You also can use the command docker circumstances stats in real-time view of the container resource use:
$ docker stats
CONTAINER ID NAME CPU % MEM USAGE / LIMIT MEM % NET I/O BLOCK I/O PIDS
626f38c4a4ad stress1 18.23% 256MiB / 256MiB 100.00% 656B / 0B 17.7MB / 9.42GB 5This is the real-time refresh.
Test CPU limit
The maximum limit of the container 2 using only core CPU 8 then simultaneously open for pressure measurement, using the following command:
docker run -it --rm --cpus 2 lorel/docker-stress-ng --cpu 80.5 nuclear restricted only open for pressure measurement CPU 4:
[root@Docker ~]# docker run --name stress2 -it --rm --cpus 0.5 lorel/docker-stress-ng --cpu 4
stress-ng: info: [1] defaulting to a 86400 second run per stressor
stress-ng: info: [1] dispatching hogs: 4 cpuThe other from a terminal using the docker top command to view processes that are running inside the container:
[root@Docker ~]# docker top stress2
UID PID PPID C STIME TTY TIME CMD
root 7198 7184 0 22:35 pts/0 00:00:00 /usr/bin/stress-ng --cpu 4
root 7230 7198 12 22:35 pts/0 00:00:02 /usr/bin/stress-ng --cpu 4
root 7231 7198 12 22:35 pts/0 00:00:02 /usr/bin/stress-ng --cpu 4
root 7232 7198 12 22:35 pts/0 00:00:02 /usr/bin/stress-ng --cpu 4
root 7233 7198 12 22:35 pts/0 00:00:02 /usr/bin/stress-ng --cpu 4
[root@Docker ~]# A parent process, created four sub-processes.

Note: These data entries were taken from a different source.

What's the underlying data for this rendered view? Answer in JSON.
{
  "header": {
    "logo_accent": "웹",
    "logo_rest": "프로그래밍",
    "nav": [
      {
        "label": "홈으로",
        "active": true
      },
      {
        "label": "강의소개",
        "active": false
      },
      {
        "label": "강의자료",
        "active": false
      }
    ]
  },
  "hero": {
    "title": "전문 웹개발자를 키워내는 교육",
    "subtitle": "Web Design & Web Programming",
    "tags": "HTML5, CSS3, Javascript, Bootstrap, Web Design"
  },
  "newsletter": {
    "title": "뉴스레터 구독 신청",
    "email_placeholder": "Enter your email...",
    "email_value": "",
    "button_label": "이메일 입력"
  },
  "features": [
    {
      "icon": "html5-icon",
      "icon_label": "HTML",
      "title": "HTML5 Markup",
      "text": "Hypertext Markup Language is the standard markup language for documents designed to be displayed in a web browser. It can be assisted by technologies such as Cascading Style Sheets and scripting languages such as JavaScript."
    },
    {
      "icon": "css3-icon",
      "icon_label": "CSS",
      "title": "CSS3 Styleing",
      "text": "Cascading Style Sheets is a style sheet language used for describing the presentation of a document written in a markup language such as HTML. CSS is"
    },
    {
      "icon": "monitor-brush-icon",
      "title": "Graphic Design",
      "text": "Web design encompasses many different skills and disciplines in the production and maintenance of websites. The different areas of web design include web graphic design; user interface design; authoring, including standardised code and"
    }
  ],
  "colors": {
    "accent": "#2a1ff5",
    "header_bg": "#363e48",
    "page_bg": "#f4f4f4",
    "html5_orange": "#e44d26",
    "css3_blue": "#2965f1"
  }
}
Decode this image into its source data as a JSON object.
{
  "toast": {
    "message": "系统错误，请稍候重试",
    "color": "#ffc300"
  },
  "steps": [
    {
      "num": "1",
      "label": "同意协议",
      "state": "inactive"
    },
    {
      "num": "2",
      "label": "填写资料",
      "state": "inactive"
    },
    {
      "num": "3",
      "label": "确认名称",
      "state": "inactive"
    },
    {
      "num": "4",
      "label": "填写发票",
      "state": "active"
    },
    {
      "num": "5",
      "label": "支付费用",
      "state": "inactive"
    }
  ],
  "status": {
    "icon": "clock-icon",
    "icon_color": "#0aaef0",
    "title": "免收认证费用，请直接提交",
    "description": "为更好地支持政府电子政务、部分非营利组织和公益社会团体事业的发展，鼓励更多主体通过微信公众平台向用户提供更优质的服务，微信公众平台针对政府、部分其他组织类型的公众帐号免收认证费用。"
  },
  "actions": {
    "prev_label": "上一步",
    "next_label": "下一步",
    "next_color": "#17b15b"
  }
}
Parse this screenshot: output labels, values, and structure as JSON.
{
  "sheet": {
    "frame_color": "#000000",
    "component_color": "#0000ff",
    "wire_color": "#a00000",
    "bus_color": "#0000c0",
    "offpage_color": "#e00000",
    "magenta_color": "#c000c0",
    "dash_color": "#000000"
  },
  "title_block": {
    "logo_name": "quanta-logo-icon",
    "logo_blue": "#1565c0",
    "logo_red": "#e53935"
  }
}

Then use docker stats command to view resource consumption:
$ docker stats
CONTAINER ID NAME CPU % MEM USAGE / LIMIT MEM % NET I/O BLOCK I/O PIDS
14a341dd23d1 stress2 50.02% 13.75MiB / 908.2MiB 1.51% 656B / 0B 0B / 0B 5Because the 0.5 limit nuclear, so basically no more than 50%.
Test CPU Share
Open three containers, each different --cpu-shares specified parameter is not specified, the default is 1024:
[root@Docker ~]# docker run --name stress3.1 -itd --rm --cpu-shares 512 lorel/docker-stress-ng --cpu 4
800d756f76ca4cf20af9fa726349f25e29bc57028e3a1cb738906a68a87dcec4
[root@Docker ~]# docker run --name stress3.2 -itd --rm lorel/docker-stress-ng --cpu 4
4b88007191812b239592373f7de837c25f795877d314ae57943b5410074c6049
[root@Docker ~]# docker run --name stress3.3 -itd --rm --cpu-shares 2048 lorel/docker-stress-ng --cpu 4
8f103395b6ac93d337594fdd1db289b6462e01c3a208dcd3788332458ec03b98
[root@Docker ~]#View CPU utilization three containers:
$ docker stats
CONTAINER ID NAME CPU % MEM USAGE / LIMIT MEM % NET I/O BLOCK I/O PIDS
800d756f76ca stress3.1 14.18% 14.53MiB / 908.2MiB 1.60% 656B / 0B 0B / 0B 5
4b8800719181 stress3.2 28.60% 15.78MiB / 908.2MiB 1.74% 656B / 0B 0B / 0B 5
8f103395b6ac stress3.3 56.84% 15.38MiB / 908.2MiB 1.69% 656B / 0B 0B / 0B 5Basic usage is 1/2/4, in line with expectations.